We are intertwining our lives into relationships that, though frequently tumultuous, help us withstand some of the darkness and trauma. We cannot erase the things that happened to our kids before they came to us, we cannot start over. But we can start here – in this chaotic, unstable mess. We have entered this fray with them and we can face the hard stuff together. We can stand it with them and not shrink back. And whatever happens later, whatever choices they make, or whatever unpredictable things might happen to them, we will have this story. And it is beautiful, powerful, and full of adventure. And when all else falls away, what sustains us is our stories. In the case of my children, more than two and a half years into our journey together, the story has changed dramatically. There are now far more indications of healing and wild success than of impending doom. It turns out that consistency, structure, boundaries, love, hugs, conversation, respect, kindness, play, and laughter do shift the narrative. We still don’t know the end. But we do know that we are in the process of writing a story that gives depth and meaning to all of our lives.

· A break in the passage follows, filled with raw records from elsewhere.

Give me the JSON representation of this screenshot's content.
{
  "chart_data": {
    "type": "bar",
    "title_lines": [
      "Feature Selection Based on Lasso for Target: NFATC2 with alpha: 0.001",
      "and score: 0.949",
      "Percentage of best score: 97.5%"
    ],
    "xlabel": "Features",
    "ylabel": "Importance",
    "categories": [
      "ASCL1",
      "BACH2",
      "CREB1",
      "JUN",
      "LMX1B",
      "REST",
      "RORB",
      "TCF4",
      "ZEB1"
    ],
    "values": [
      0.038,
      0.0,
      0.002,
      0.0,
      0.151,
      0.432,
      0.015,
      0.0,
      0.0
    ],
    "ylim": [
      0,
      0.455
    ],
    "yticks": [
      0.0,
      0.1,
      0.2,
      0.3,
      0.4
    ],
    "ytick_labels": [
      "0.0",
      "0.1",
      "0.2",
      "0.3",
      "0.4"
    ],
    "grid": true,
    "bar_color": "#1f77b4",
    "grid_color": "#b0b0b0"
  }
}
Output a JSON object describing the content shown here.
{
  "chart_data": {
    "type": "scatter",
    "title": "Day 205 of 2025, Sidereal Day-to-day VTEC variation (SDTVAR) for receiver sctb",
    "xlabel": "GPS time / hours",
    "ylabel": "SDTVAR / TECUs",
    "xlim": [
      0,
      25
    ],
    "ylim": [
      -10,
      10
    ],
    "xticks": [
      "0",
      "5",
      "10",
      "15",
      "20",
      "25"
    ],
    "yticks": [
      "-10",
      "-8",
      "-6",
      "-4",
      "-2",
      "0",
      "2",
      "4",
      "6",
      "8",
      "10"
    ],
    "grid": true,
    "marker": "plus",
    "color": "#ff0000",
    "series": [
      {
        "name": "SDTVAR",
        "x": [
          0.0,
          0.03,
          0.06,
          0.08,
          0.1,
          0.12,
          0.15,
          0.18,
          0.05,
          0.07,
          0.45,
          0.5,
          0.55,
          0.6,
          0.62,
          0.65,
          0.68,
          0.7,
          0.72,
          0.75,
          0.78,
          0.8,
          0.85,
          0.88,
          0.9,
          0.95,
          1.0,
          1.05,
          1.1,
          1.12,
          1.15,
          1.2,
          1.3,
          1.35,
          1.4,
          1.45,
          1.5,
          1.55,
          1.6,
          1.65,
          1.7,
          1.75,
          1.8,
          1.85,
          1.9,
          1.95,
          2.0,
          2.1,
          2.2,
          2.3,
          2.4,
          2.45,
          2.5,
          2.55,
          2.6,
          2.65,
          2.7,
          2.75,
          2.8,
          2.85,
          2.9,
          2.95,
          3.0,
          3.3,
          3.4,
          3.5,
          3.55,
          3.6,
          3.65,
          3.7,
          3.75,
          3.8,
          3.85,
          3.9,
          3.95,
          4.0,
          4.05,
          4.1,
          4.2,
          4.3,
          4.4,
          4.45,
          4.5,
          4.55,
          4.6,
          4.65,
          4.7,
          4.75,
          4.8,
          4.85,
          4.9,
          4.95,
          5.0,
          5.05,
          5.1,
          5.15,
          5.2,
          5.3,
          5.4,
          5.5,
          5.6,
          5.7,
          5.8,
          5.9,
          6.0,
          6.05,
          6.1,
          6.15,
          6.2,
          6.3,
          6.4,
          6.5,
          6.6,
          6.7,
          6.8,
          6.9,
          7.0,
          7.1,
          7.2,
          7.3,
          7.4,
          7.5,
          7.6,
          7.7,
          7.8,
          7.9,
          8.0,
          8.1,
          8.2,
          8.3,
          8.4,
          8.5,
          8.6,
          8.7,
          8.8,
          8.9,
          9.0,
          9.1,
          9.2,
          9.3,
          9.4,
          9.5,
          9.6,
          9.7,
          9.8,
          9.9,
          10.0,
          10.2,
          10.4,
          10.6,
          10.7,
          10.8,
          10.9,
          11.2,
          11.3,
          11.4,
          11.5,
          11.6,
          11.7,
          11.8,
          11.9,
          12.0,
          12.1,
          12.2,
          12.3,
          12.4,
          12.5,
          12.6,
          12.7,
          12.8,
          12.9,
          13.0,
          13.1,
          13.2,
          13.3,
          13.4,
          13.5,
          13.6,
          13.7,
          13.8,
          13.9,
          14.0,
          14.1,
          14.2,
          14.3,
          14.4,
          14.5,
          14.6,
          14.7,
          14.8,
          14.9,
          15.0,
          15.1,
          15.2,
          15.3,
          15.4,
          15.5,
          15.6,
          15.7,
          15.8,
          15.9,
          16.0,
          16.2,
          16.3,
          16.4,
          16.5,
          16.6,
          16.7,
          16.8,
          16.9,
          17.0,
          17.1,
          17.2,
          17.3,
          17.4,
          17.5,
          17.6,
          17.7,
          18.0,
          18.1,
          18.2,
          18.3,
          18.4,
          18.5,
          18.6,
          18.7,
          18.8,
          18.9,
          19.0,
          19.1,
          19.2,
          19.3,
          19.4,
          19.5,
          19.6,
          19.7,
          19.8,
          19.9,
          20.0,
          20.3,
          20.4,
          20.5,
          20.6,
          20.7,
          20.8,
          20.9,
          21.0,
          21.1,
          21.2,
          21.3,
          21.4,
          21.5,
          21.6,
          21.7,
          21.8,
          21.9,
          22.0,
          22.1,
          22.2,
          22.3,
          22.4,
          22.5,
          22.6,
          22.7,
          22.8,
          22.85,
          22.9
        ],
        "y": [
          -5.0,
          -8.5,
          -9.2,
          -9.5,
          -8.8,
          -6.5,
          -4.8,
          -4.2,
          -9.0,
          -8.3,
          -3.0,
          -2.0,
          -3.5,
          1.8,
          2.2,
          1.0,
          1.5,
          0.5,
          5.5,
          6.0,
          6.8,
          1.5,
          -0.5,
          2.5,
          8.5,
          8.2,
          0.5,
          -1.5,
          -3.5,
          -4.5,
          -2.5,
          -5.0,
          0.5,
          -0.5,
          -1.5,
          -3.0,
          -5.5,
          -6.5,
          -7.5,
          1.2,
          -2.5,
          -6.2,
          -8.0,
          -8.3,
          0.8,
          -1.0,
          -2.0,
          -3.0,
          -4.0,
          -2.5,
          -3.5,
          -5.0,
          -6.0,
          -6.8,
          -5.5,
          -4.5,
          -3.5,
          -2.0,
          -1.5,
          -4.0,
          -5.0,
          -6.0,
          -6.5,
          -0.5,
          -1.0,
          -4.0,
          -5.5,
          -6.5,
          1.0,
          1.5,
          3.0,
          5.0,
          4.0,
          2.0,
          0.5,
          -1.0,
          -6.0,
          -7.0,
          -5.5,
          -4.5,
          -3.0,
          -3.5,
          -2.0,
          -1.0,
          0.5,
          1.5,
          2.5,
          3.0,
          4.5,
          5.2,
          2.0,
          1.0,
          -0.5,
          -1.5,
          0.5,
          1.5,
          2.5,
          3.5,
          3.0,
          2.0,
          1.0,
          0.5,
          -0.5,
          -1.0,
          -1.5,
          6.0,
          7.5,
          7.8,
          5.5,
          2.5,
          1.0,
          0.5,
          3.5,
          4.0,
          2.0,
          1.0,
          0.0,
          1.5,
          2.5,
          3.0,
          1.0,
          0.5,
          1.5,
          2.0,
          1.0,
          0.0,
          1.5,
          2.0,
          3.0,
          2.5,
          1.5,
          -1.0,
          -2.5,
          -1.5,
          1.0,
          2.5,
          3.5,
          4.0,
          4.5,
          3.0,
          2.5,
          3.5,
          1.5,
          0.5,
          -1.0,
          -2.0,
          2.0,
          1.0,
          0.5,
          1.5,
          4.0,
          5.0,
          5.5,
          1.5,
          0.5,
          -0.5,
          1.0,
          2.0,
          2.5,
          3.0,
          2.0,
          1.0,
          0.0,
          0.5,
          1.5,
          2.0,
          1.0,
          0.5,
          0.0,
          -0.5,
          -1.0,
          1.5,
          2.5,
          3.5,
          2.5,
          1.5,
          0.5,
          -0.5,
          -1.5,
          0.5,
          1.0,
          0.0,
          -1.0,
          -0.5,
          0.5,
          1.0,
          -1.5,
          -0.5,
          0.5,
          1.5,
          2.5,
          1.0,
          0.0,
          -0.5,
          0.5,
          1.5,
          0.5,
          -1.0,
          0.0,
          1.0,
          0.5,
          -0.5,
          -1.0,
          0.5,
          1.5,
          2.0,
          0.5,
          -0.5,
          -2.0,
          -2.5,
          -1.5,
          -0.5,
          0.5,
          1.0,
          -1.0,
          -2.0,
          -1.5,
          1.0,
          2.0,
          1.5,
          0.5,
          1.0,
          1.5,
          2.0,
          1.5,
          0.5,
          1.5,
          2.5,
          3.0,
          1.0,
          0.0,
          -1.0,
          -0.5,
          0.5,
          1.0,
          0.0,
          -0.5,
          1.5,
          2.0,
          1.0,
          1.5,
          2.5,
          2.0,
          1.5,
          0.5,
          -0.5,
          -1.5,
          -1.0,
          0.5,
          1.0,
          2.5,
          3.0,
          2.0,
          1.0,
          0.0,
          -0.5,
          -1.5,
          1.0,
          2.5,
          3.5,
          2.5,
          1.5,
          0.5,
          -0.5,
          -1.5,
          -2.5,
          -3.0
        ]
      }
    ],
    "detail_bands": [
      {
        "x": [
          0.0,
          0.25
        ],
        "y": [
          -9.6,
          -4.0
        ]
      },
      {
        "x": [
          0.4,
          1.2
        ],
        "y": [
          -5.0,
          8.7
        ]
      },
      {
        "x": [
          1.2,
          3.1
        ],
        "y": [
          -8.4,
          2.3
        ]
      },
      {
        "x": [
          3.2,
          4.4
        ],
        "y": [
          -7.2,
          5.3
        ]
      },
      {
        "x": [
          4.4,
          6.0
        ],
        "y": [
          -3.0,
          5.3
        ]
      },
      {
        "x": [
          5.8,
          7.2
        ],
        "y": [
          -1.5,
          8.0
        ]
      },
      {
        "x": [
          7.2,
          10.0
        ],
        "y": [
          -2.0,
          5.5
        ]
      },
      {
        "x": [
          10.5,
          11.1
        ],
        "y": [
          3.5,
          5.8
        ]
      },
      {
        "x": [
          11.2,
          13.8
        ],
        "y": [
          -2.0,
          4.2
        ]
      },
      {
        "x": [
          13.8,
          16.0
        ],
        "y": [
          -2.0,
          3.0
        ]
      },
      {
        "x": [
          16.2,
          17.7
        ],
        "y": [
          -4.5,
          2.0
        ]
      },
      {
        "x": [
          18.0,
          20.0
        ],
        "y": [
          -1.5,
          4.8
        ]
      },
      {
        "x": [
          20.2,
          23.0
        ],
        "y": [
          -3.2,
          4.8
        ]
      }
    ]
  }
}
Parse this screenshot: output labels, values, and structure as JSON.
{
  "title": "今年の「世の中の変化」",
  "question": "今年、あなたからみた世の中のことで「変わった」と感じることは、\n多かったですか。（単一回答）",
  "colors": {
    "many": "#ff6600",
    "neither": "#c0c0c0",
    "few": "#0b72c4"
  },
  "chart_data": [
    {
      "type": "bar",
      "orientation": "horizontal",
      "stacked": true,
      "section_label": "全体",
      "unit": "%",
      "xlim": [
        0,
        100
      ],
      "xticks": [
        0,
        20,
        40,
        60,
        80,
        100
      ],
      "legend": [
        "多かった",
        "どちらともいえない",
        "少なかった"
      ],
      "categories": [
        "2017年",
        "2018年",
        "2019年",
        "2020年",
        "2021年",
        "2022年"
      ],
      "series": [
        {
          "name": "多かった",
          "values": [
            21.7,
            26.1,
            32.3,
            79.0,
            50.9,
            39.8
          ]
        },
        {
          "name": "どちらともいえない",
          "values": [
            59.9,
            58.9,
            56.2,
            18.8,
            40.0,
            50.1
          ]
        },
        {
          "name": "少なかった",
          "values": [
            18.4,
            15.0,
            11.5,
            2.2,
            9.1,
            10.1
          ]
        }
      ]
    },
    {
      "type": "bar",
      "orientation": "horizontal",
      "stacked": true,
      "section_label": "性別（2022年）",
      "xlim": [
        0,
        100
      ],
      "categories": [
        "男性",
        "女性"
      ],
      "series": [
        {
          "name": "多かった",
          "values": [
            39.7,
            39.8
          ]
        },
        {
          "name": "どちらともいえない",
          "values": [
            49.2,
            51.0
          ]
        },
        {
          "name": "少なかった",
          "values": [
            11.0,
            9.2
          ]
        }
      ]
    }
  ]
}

And, as we sit here now on the precipice of a government that poses significant threats to civil rights and democracy, I look back and draw on this time when my husband and I moved forward with hope despite so many signs pointing in the other direction. We are collectively sitting in a time of chaos, of unknown outcome, of potential destructive end. I choose to move forward once again by creating a narrative filled with radical hope.
Radical hope is not so much something you have but something you practice, wrote author Junot Diaz in a recent New Yorker article. We cannot possibly know where our country and world will be four or ten years from now — but we can practice radical hope in how we write the story itself. Narratives themselves have power to save us, though that may require that we adjust our understanding of what being saved means. While laws and governments can take away our legal power and civil rights, they cannot strip us of the agency to live and tell our own stories. Together we must create a narrative of kindness, of justice, of a courageous fight for the world we dare to imagine. And while I cannot promise you a final outcome, I can promise that consistency, structure, boundaries, love, hugs, conversation, respect, kindness, play, and laughter will shift the narrative. We need to offer and practice these things on both a local and a global scale, day in and day out, and not waiver even in the face of tantrums and setbacks. The hope is not in where this narrative leads us. The hope is in the layers of the story itself.
As Junot Diaz wrote: Radical hope is our best weapon against despair, even when despair seems justifiable; it makes the survival of the end of your world possible. Only radical hope could have imagined people like us into existence. And I believe that it will help us create a better, more loving future.